IoT and big data technologies to avoid disruptions: creating a resilient model for global supply chain networks
Wadke, PP and Rezaei Vandchali, H, IoT and big data technologies to avoid disruptions: creating a resilient model for global supply chain networks, Proceedings of the 10th Asian Logistics Round Table Conference (ALRT), 19-20 November 2020, Launceston, Tasmania, pp. 1-24. (2020) [Refereed Conference Paper]

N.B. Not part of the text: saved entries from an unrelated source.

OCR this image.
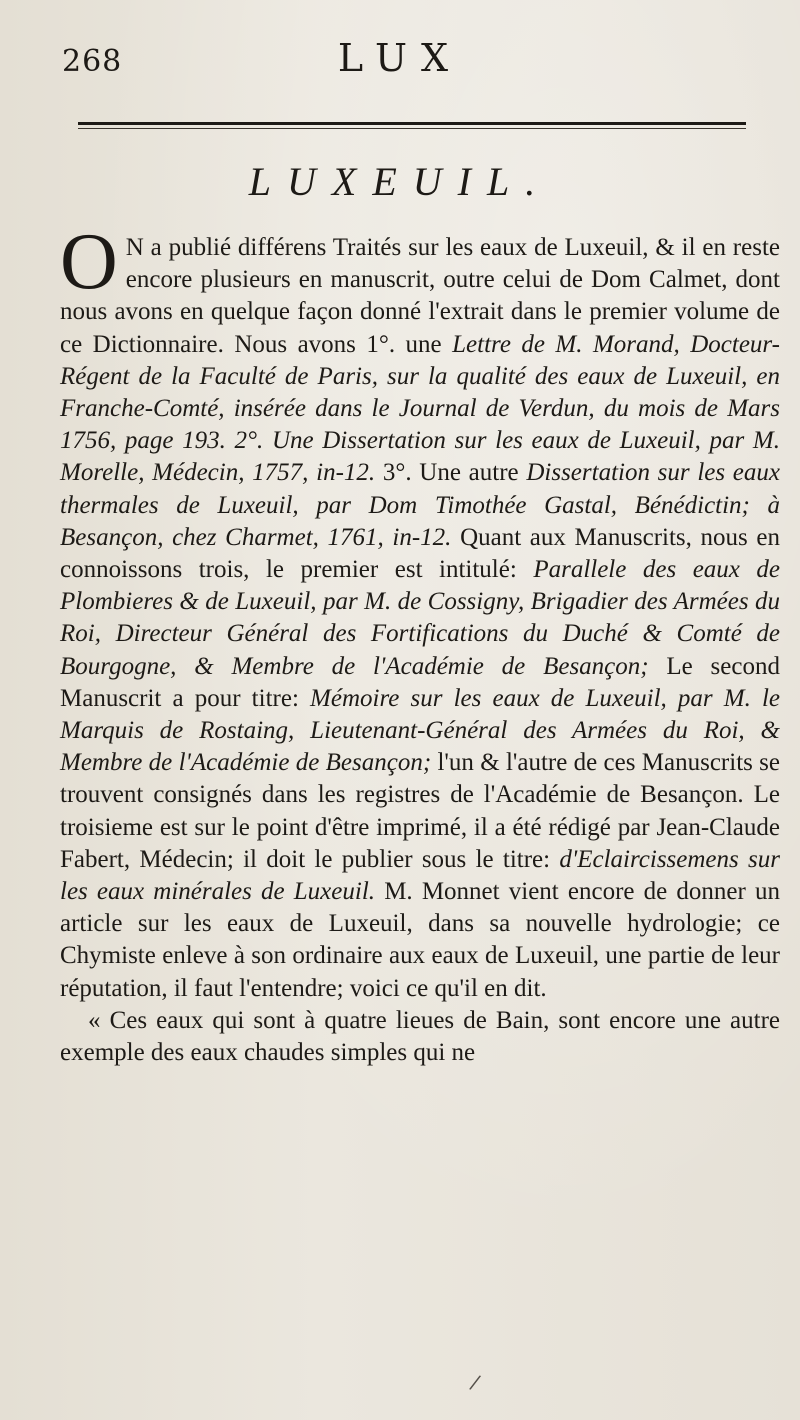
268	LUX
LUXEUIL.

O N a publié différens Traités sur les eaux de Luxeuil, & il en reste encore plusieurs en manuscrit, outre celui de Dom Calmet, dont nous avons en quelque façon donné l'extrait dans le premier volume de ce Dictionnaire. Nous avons 1°. une Lettre de M. Morand, Docteur-Régent de la Faculté de Paris, sur la qualité des eaux de Luxeuil, en Franche-Comté, insérée dans le Journal de Verdun, du mois de Mars 1756, page 193. 2°. Une Dissertation sur les eaux de Luxeuil, par M. Morelle, Médecin, 1757, in-12. 3°. Une autre Dissertation sur les eaux thermales de Luxeuil, par Dom Timothée Gastal, Bénédictin; à Besançon, chez Charmet, 1761, in-12. Quant aux Manuscrits, nous en connoissons trois, le premier est intitulé: Parallele des eaux de Plombieres & de Luxeuil, par M. de Cossigny, Brigadier des Armées du Roi, Directeur Général des Fortifications du Duché & Comté de Bourgogne, & Membre de l'Académie de Besançon; Le second Manuscrit a pour titre: Mémoire sur les eaux de Luxeuil, par M. le Marquis de Rostaing, Lieutenant-Général des Armées du Roi, & Membre de l'Académie de Besançon; l'un & l'autre de ces Manuscrits se trouvent consignés dans les registres de l'Académie de Besançon. Le troisieme est sur le point d'être imprimé, il a été rédigé par Jean-Claude Fabert, Médecin; il doit le publier sous le titre: d'Eclaircissemens sur les eaux minérales de Luxeuil. M. Monnet vient encore de donner un article sur les eaux de Luxeuil, dans sa nouvelle hydrologie; ce Chymiste enleve à son ordinaire aux eaux de Luxeuil, une partie de leur réputation, il faut l'entendre; voici ce qu'il en dit.

« Ces eaux qui sont à quatre lieues de Bain, sont encore une autre exemple des eaux chaudes simples qui ne

/
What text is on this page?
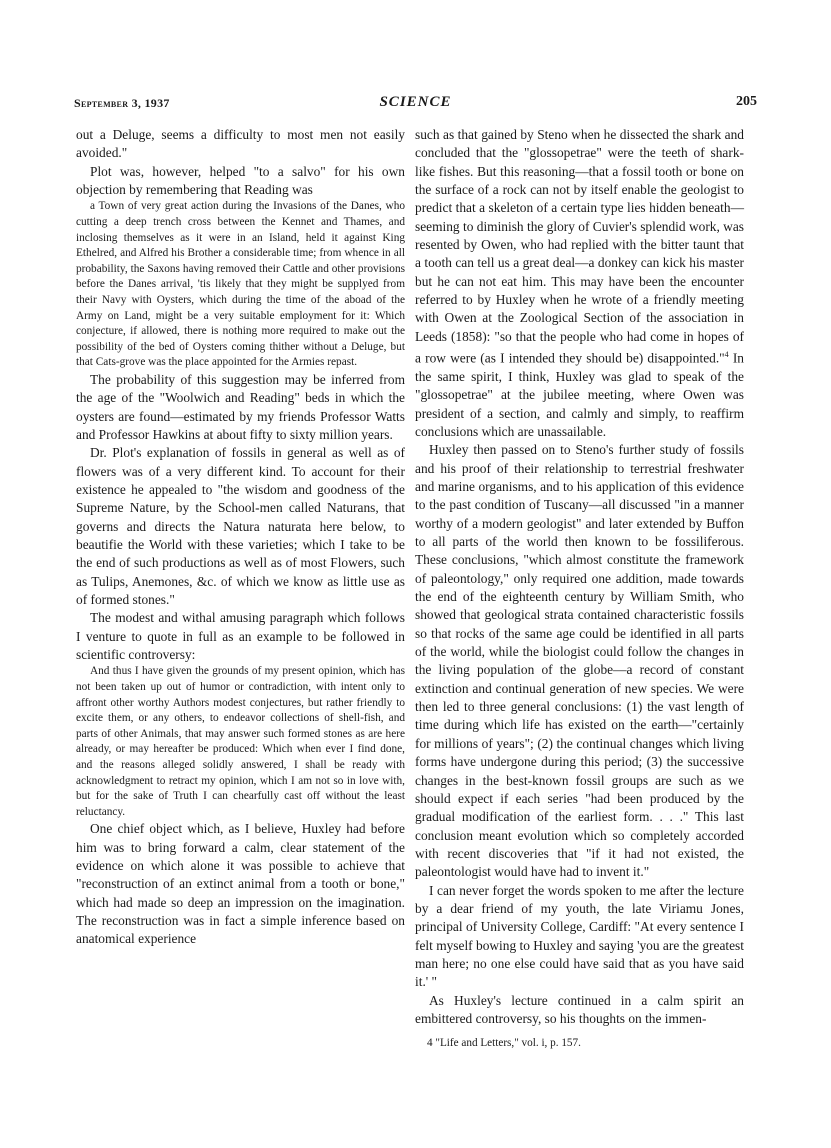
September 3, 1937	SCIENCE	205

out a Deluge, seems a difficulty to most men not easily avoided."

Plot was, however, helped "to a salvo" for his own objection by remembering that Reading was

a Town of very great action during the Invasions of the Danes, who cutting a deep trench cross between the Kennet and Thames, and inclosing themselves as it were in an Island, held it against King Ethelred, and Alfred his Brother a considerable time; from whence in all probability, the Saxons having removed their Cattle and other provisions before the Danes arrival, 'tis likely that they might be supplyed from their Navy with Oysters, which during the time of the aboad of the Army on Land, might be a very suitable employment for it: Which conjecture, if allowed, there is nothing more required to make out the possibility of the bed of Oysters coming thither without a Deluge, but that Cats-grove was the place appointed for the Armies repast.

The probability of this suggestion may be inferred from the age of the "Woolwich and Reading" beds in which the oysters are found—estimated by my friends Professor Watts and Professor Hawkins at about fifty to sixty million years.

Dr. Plot's explanation of fossils in general as well as of flowers was of a very different kind. To account for their existence he appealed to "the wisdom and goodness of the Supreme Nature, by the School-men called Naturans, that governs and directs the Natura naturata here below, to beautifie the World with these varieties; which I take to be the end of such productions as well as of most Flowers, such as Tulips, Anemones, &c. of which we know as little use as of formed stones."

The modest and withal amusing paragraph which follows I venture to quote in full as an example to be followed in scientific controversy:

And thus I have given the grounds of my present opinion, which has not been taken up out of humor or contradiction, with intent only to affront other worthy Authors modest conjectures, but rather friendly to excite them, or any others, to endeavor collections of shell-fish, and parts of other Animals, that may answer such formed stones as are here already, or may hereafter be produced: Which when ever I find done, and the reasons alleged solidly answered, I shall be ready with acknowledgment to retract my opinion, which I am not so in love with, but for the sake of Truth I can chearfully cast off without the least reluctancy.

One chief object which, as I believe, Huxley had before him was to bring forward a calm, clear statement of the evidence on which alone it was possible to achieve that "reconstruction of an extinct animal from a tooth or bone," which had made so deep an impression on the imagination. The reconstruction was in fact a simple inference based on anatomical experience

such as that gained by Steno when he dissected the shark and concluded that the "glossopetrae" were the teeth of shark-like fishes. But this reasoning—that a fossil tooth or bone on the surface of a rock can not by itself enable the geologist to predict that a skeleton of a certain type lies hidden beneath—seeming to diminish the glory of Cuvier's splendid work, was resented by Owen, who had replied with the bitter taunt that a tooth can tell us a great deal—a donkey can kick his master but he can not eat him. This may have been the encounter referred to by Huxley when he wrote of a friendly meeting with Owen at the Zoological Section of the association in Leeds (1858): "so that the people who had come in hopes of a row were (as I intended they should be) disappointed."$^4$ In the same spirit, I think, Huxley was glad to speak of the "glossopetrae" at the jubilee meeting, where Owen was president of a section, and calmly and simply, to reaffirm conclusions which are unassailable.

Huxley then passed on to Steno's further study of fossils and his proof of their relationship to terrestrial freshwater and marine organisms, and to his application of this evidence to the past condition of Tuscany—all discussed "in a manner worthy of a modern geologist" and later extended by Buffon to all parts of the world then known to be fossiliferous. These conclusions, "which almost constitute the framework of paleontology," only required one addition, made towards the end of the eighteenth century by William Smith, who showed that geological strata contained characteristic fossils so that rocks of the same age could be identified in all parts of the world, while the biologist could follow the changes in the living population of the globe—a record of constant extinction and continual generation of new species. We were then led to three general conclusions: (1) the vast length of time during which life has existed on the earth—"certainly for millions of years"; (2) the continual changes which living forms have undergone during this period; (3) the successive changes in the best-known fossil groups are such as we should expect if each series "had been produced by the gradual modification of the earliest form. . . ." This last conclusion meant evolution which so completely accorded with recent discoveries that "if it had not existed, the paleontologist would have had to invent it."

I can never forget the words spoken to me after the lecture by a dear friend of my youth, the late Viriamu Jones, principal of University College, Cardiff: "At every sentence I felt myself bowing to Huxley and saying 'you are the greatest man here; no one else could have said that as you have said it.' "

As Huxley's lecture continued in a calm spirit an embittered controversy, so his thoughts on the immen-

4 "Life and Letters," vol. i, p. 157.
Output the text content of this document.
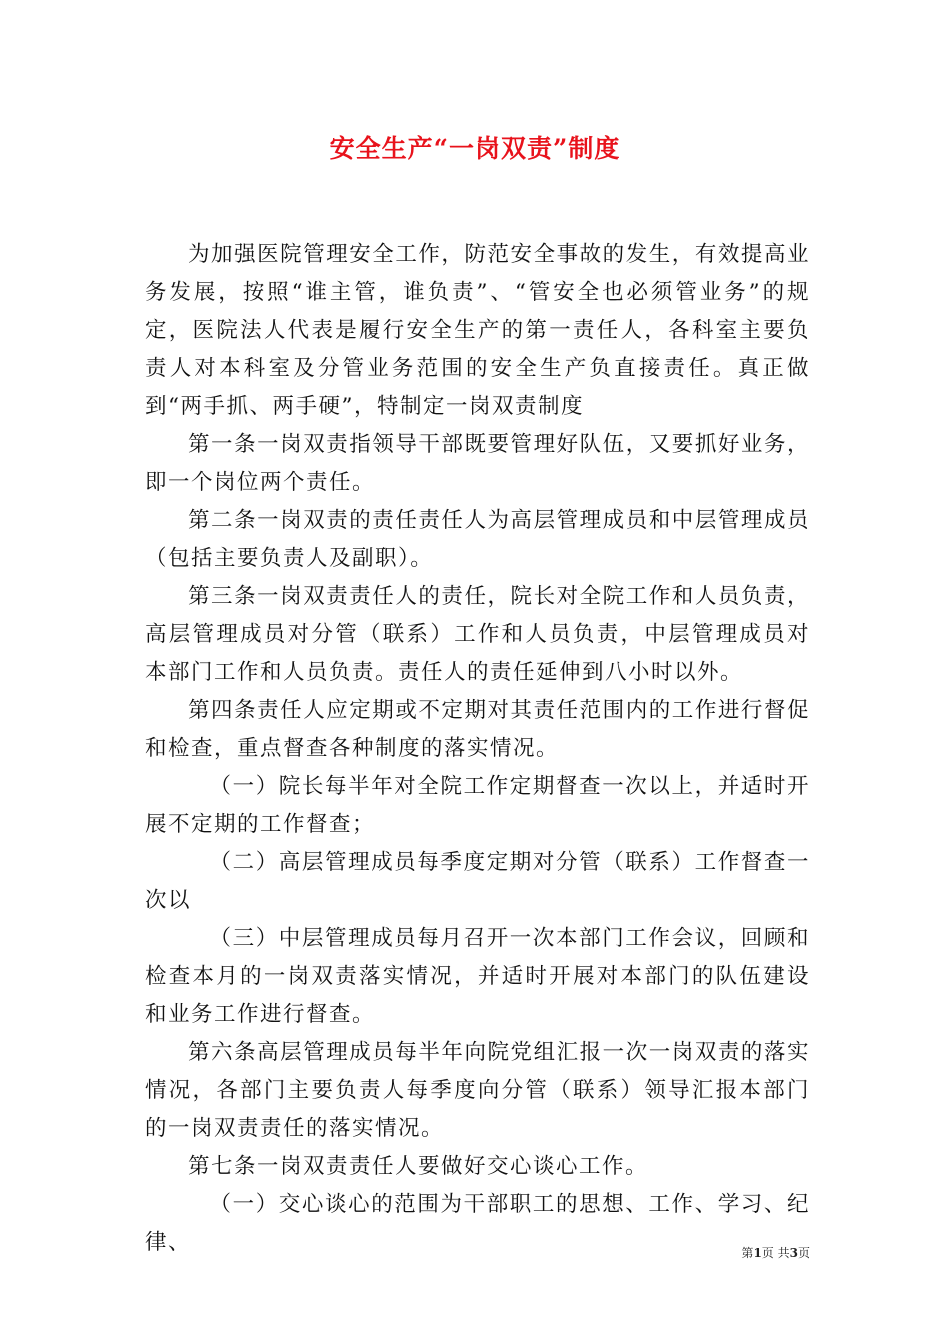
安全生产“一岗双责”制度

为加强医院管理安全工作，防范安全事故的发生，有效提高业务发展，按照“谁主管，谁负责”、“管安全也必须管业务”的规定，医院法人代表是履行安全生产的第一责任人，各科室主要负责人对本科室及分管业务范围的安全生产负直接责任。真正做到“两手抓、两手硬”，特制定一岗双责制度

第一条一岗双责指领导干部既要管理好队伍，又要抓好业务，即一个岗位两个责任。

第二条一岗双责的责任责任人为高层管理成员和中层管理成员（包括主要负责人及副职）。

第三条一岗双责责任人的责任，院长对全院工作和人员负责，高层管理成员对分管（联系）工作和人员负责，中层管理成员对本部门工作和人员负责。责任人的责任延伸到八小时以外。

第四条责任人应定期或不定期对其责任范围内的工作进行督促和检查，重点督查各种制度的落实情况。

（一）院长每半年对全院工作定期督查一次以上，并适时开展不定期的工作督查；

（二）高层管理成员每季度定期对分管（联系）工作督查一次以

（三）中层管理成员每月召开一次本部门工作会议，回顾和检查本月的一岗双责落实情况，并适时开展对本部门的队伍建设和业务工作进行督查。

第六条高层管理成员每半年向院党组汇报一次一岗双责的落实情况，各部门主要负责人每季度向分管（联系）领导汇报本部门的一岗双责责任的落实情况。

第七条一岗双责责任人要做好交心谈心工作。

（一）交心谈心的范围为干部职工的思想、工作、学习、纪律、	第1页 共3页
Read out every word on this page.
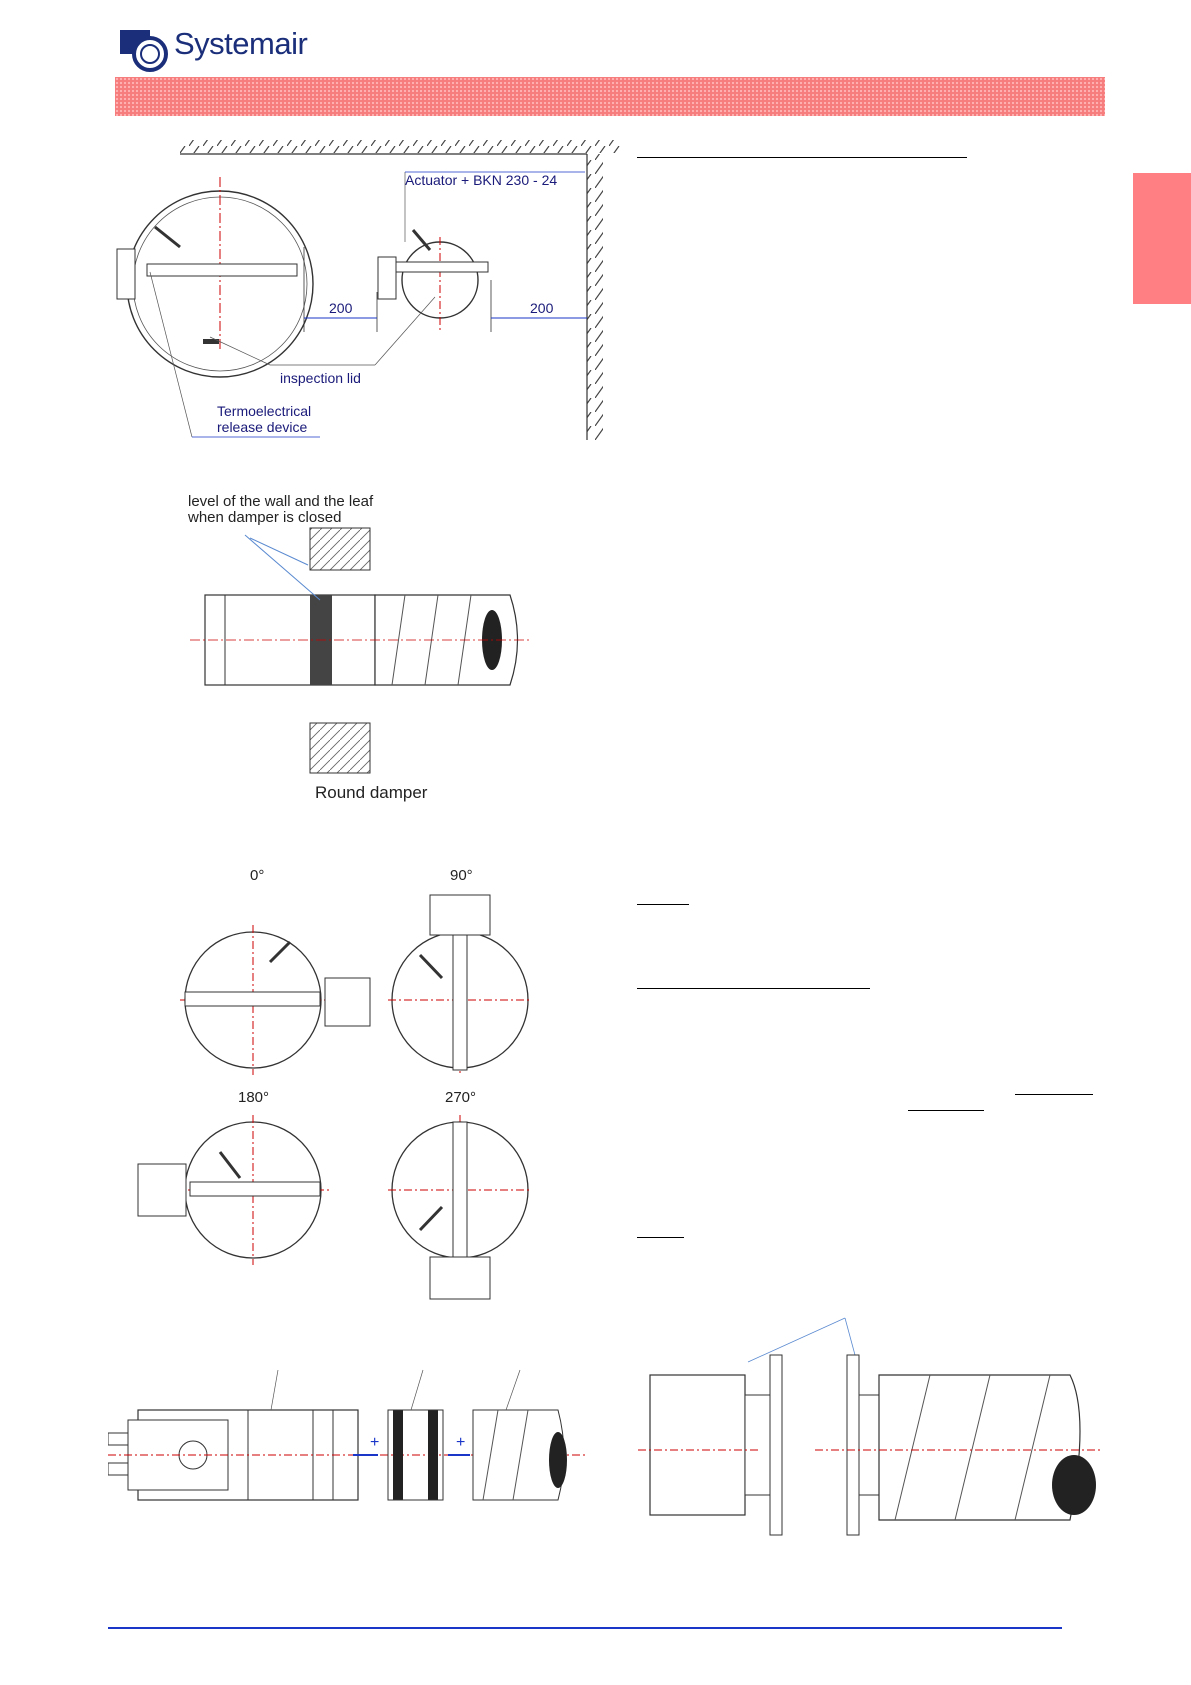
Systemair
200	200
Actuator + BKN 230 - 24
inspection lid
Termoelectrical
release device
level of the wall and the leaf
when damper is closed
Round damper
0°	90°
180°	270°
+	+
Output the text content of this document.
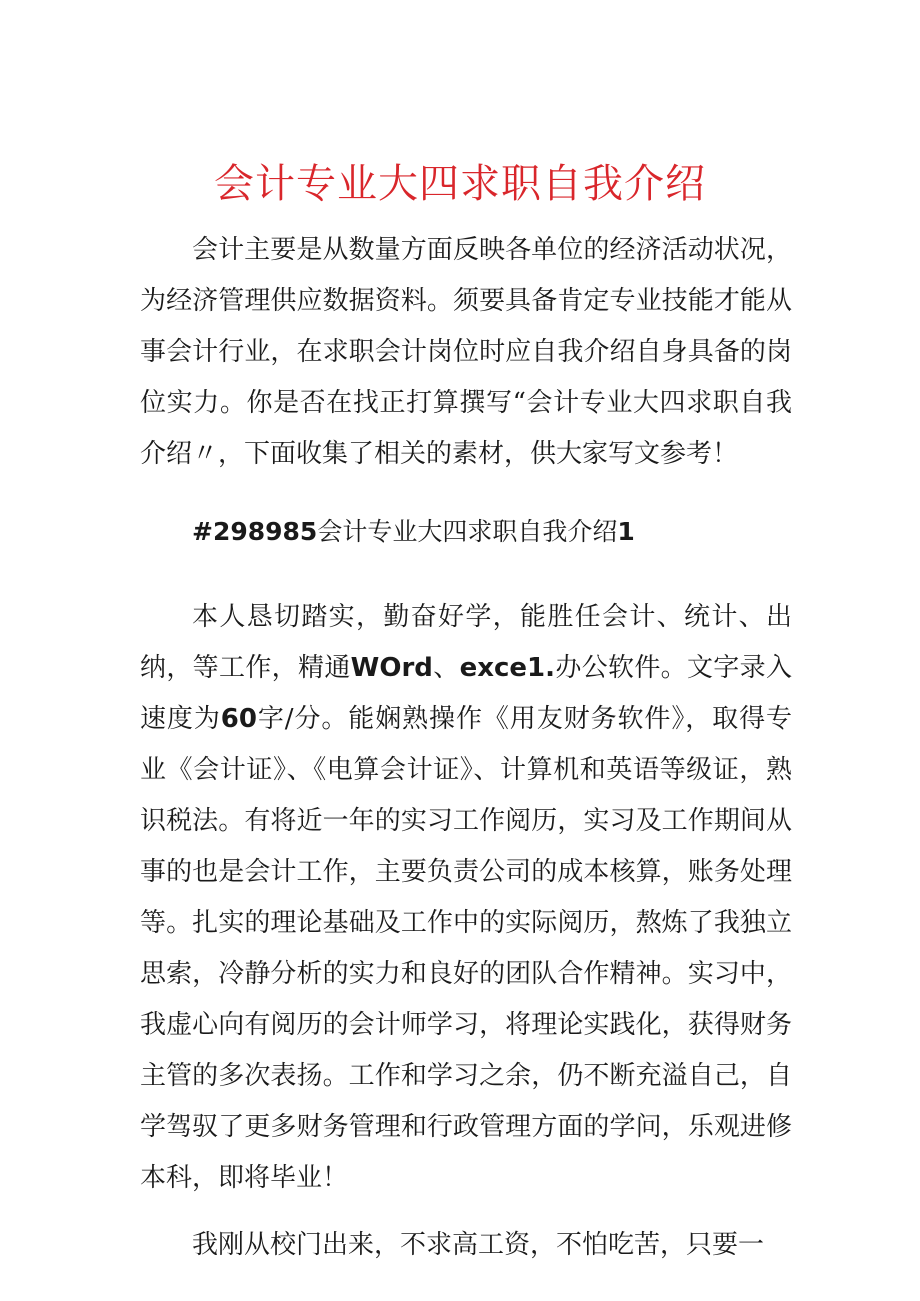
会计专业大四求职自我介绍

会计主要是从数量方面反映各单位的经济活动状况，为经济管理供应数据资料。须要具备肯定专业技能才能从事会计行业，在求职会计岗位时应自我介绍自身具备的岗位实力。你是否在找正打算撰写“会计专业大四求职自我介绍〃，下面收集了相关的素材，供大家写文参考！

#298985会计专业大四求职自我介绍1

本人恳切踏实，勤奋好学，能胜任会计、统计、出纳，等工作，精通WOrd、exce1.办公软件。文字录入速度为60字/分。能娴熟操作《用友财务软件》，取得专业《会计证》、《电算会计证》、计算机和英语等级证，熟识税法。有将近一年的实习工作阅历，实习及工作期间从事的也是会计工作，主要负责公司的成本核算，账务处理等。扎实的理论基础及工作中的实际阅历，熬炼了我独立思索，冷静分析的实力和良好的团队合作精神。实习中，我虚心向有阅历的会计师学习，将理论实践化，获得财务主管的多次表扬。工作和学习之余，仍不断充溢自己，自学驾驭了更多财务管理和行政管理方面的学问，乐观进修本科，即将毕业！

我刚从校门出来，不求高工资，不怕吃苦，只要一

Historically, Global Supply Chain Networks (GSCNs) have failed to effectively respond to the disruptions induced by natural disasters, wars, terrorist attacks and public health crises with the most recent example of the global pandemic of COVID-19. Global Supply Chain Networks (GSCNs) have not only failed to design fail-proof systems for operating without any disruptions, but they have also been unable to adapt to the drastically changing market environment. Sudden variations in the demand for goods and services in combination with the lack of adaptability pose expensive risks to a firm. Moreover, vulnerable supply chains do not recover effectively from disruptions. The inability of firms to adopt IT-enabled services such as those offered by the big data ecosystems could been regarded as the major cause of such failures. The aim of this research paper is to formulate a conceptual framework of resilient GSCNs by linking the elements constituting towards GSCN disruption failures and the latest services offered by IoT (Internet of Things) and the big data technologies. The adopted methodology follows a literature review to investigate the major GSCN disruptions in recent decades and analyze the major causes for their vulnerability. It also examines the contribution of IoT and big data technologies in building resilient GSCNs. Based on the findings, major aspects of GSCN disruptions are addressed and appropriate solutions derived from IoT and big data technologies are provided. Furthermore, the paper provides additional suggestions for GSCNs to design future-proof systems to operate in uncertain environments.